Pietramala – who has coached several of Evan’s friends at Hopkins, and also Malvern Prep grad and event volunteer Matt Mackrides as a member of the United States National Team – said the banquet has quickly evolved into a major event.

“No. 1, I think it brings awareness to the tragedy of what took place,” Pietramala said, “but No. 2 it brings the Philadelphia and Pennsylvania lacrosse community together for a common cause to grow the sport, and more importantly, to create opportunities and ways to help others.

“I think it says a lot for this lacrosse community that they do this.

“This is my first time at the event. I can’t tell you how impressed I am to see this. To have this kind of turnout – for the Malvern Prep community – and equally for the Philadelphia lacrosse community, is amazing.”

Pietramala, in his speech, focused on another motivating role model, U.S. Army Special Forces Captain and Green Beret Ben Harrow, a former lacrosse standout at the United States Military Academy who has become a national hero since losing his legs while on tour in Afghanistan several years ago.

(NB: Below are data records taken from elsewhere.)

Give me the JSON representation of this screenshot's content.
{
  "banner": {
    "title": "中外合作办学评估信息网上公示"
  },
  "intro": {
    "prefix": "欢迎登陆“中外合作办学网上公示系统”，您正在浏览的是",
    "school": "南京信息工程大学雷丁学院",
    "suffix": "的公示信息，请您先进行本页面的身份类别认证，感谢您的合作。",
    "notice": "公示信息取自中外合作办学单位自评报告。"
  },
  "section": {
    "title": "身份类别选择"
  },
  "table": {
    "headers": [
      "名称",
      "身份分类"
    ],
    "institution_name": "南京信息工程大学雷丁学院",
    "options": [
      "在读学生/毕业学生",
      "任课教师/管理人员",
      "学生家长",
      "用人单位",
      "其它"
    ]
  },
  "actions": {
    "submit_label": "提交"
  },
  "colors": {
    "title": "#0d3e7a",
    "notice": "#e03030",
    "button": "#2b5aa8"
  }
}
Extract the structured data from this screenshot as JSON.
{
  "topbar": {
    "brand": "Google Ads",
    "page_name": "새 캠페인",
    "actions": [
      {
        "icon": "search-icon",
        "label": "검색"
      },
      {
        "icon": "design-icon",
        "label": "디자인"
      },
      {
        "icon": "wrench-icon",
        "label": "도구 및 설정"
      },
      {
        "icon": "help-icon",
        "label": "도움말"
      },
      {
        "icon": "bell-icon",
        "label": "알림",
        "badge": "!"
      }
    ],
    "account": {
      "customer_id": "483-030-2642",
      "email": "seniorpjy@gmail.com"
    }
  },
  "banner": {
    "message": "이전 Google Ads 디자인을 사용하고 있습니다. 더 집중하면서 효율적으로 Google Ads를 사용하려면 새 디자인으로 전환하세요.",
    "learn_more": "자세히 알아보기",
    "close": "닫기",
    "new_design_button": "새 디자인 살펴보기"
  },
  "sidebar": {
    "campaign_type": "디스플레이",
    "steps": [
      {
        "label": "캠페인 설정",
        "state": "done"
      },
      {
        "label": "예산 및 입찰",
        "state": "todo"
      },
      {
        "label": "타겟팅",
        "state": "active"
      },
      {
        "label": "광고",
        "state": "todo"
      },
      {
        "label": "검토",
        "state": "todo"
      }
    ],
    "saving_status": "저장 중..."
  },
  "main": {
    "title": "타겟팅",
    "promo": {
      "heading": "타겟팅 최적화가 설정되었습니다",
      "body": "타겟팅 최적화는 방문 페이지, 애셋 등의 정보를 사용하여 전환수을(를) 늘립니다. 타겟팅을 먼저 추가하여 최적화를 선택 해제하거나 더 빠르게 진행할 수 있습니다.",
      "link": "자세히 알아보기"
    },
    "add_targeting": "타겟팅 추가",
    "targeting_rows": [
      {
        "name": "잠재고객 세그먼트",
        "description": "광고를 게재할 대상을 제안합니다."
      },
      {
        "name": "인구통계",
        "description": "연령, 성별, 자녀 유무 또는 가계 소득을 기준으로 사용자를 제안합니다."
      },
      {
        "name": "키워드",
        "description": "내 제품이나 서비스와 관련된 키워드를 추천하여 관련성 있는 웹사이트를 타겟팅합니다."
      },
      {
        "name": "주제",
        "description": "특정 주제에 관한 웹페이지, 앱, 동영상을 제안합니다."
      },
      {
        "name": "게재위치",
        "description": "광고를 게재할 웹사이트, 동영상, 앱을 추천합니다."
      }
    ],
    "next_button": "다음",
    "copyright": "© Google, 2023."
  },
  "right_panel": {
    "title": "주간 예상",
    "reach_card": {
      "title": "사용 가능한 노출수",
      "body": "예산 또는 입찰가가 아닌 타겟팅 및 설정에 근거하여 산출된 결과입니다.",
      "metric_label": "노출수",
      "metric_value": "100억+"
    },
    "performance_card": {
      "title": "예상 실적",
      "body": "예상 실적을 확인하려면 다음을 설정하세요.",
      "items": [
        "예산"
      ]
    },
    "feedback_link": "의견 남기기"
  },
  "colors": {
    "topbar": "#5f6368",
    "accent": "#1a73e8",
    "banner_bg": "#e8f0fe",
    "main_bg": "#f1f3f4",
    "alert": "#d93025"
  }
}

Marcozzi, a star goalie at Malvern when Evan was graduating, suffered several illnesses when he enrolled at Franklin and Marshall and did not know if he’s be able to play lacrosse again. But Evan, who had served as a volunteer coach during his years at Malvern because he was unable to play through his cancer, had provided the inspiration to Marcozzi as his confidant and mentor.

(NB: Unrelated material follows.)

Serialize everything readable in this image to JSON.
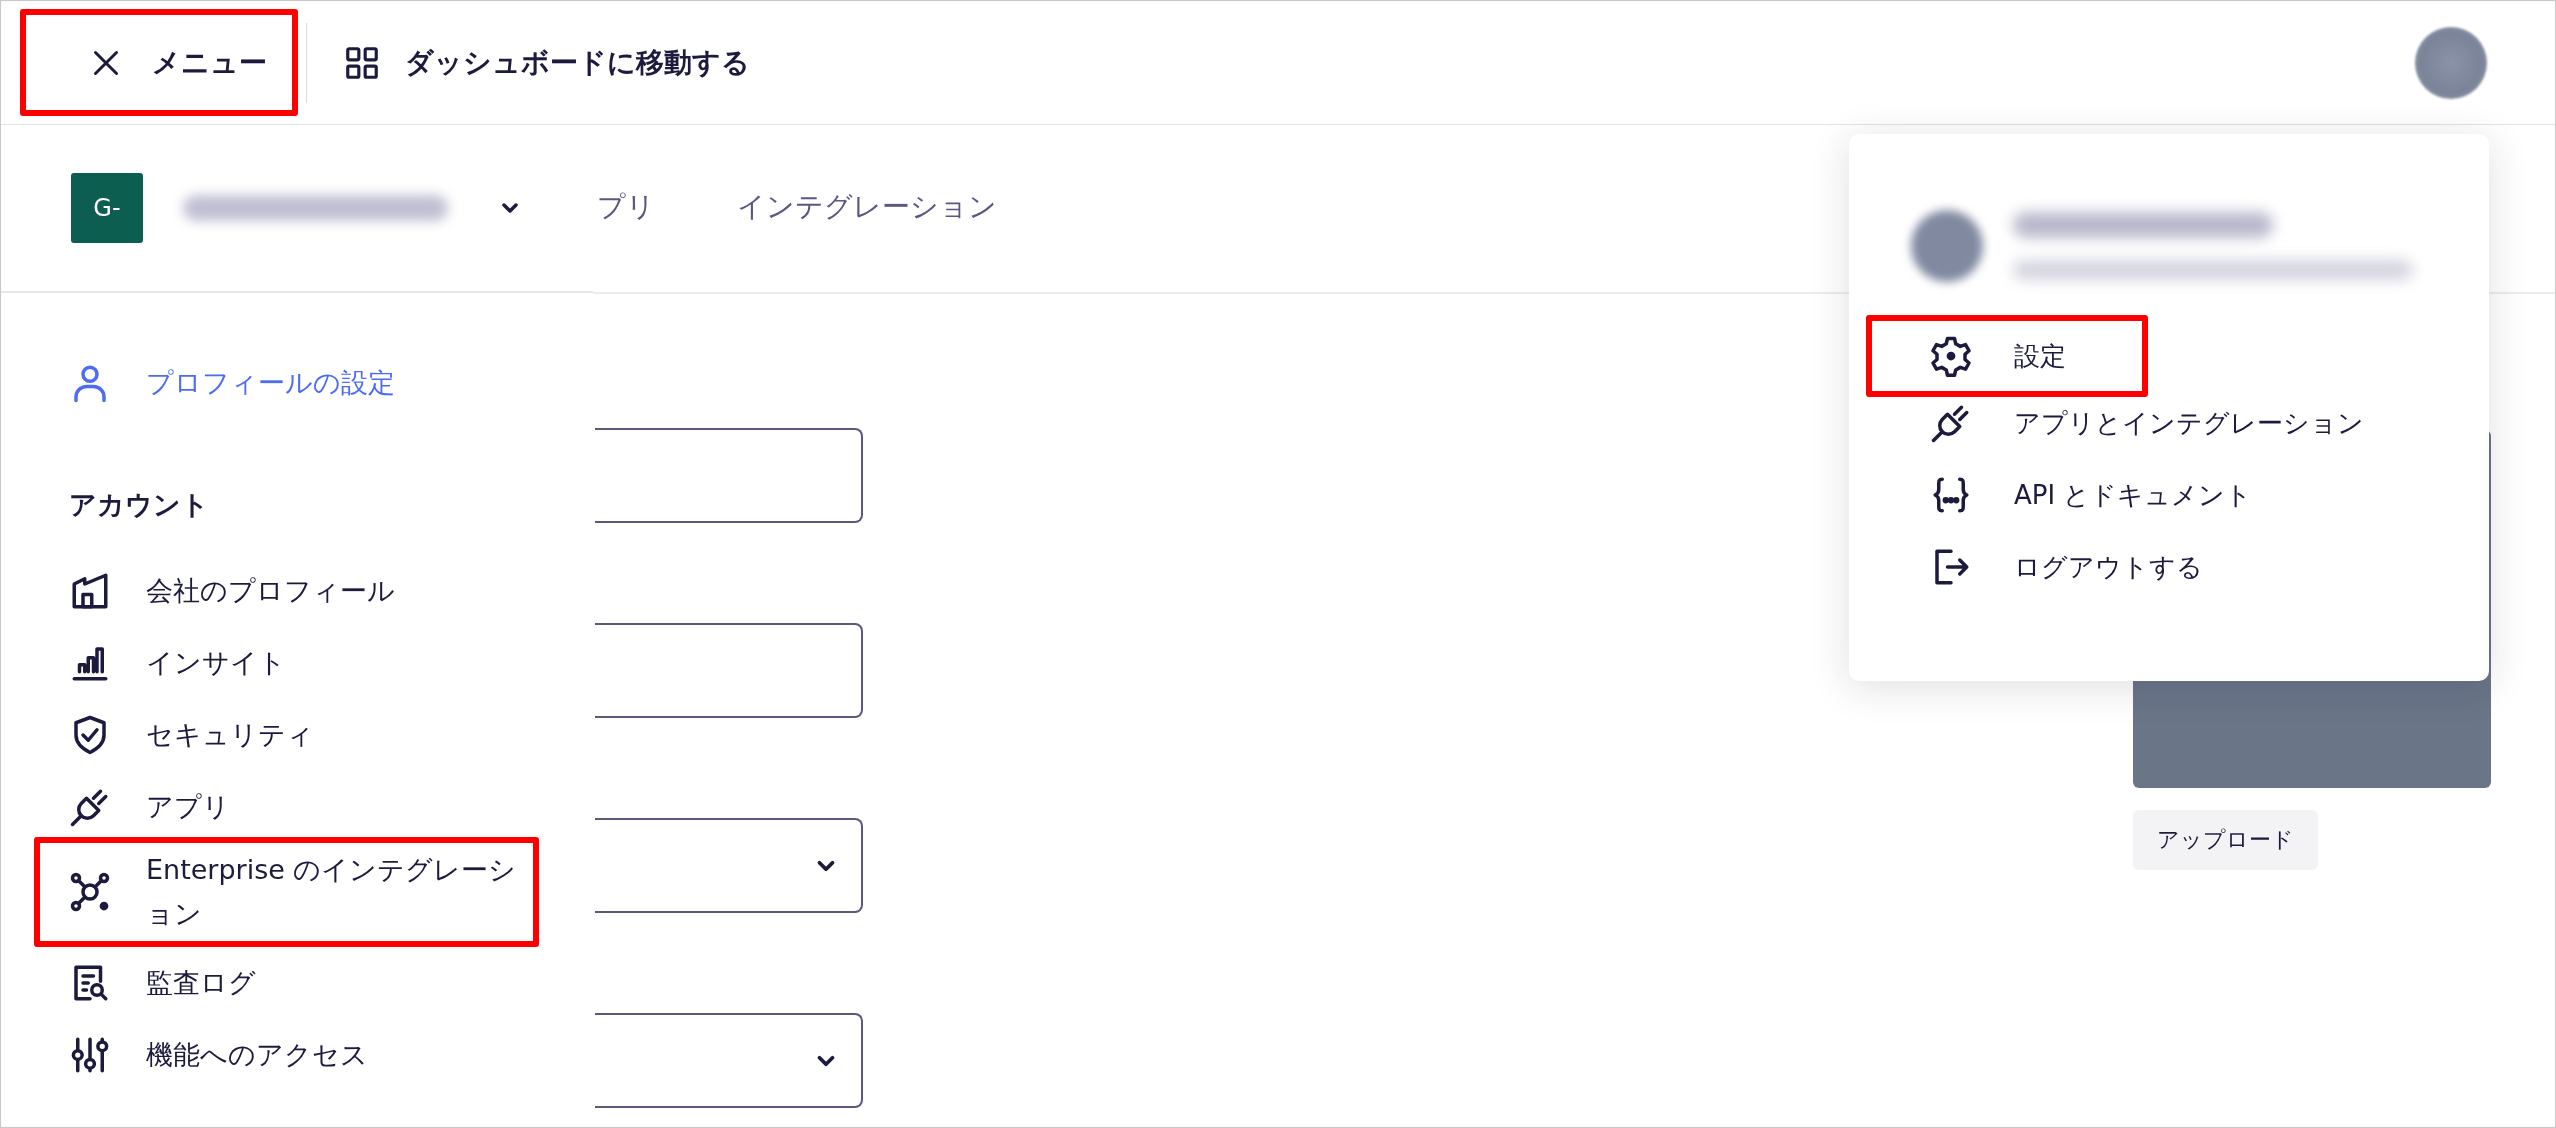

“I wanted to go back to playing,” Marcozzi told the gathering. “But I had been bed-ridden for four weeks and I had to re-learn how to walk.

“I didn’t know if it was possible. But I remembered what Evan went through and what he persevered through. That brought inspiration to me. I redshirted and then started my remaining three seasons and was voted a team captain twice and I try to think of how I did that.

“I constantly wore an ‘EB 19’ sticker on my helmet. I brought Evan out on the field with me every day. A lot of people in this room can tell stories about how he inspired us. I share my story tonight – and I had so much support from family and friends – but I wanted to show the impact Evan has had and continues to have on my life.

“I wanted to tell how how his hardship and perseverance set the example for my own recovery.”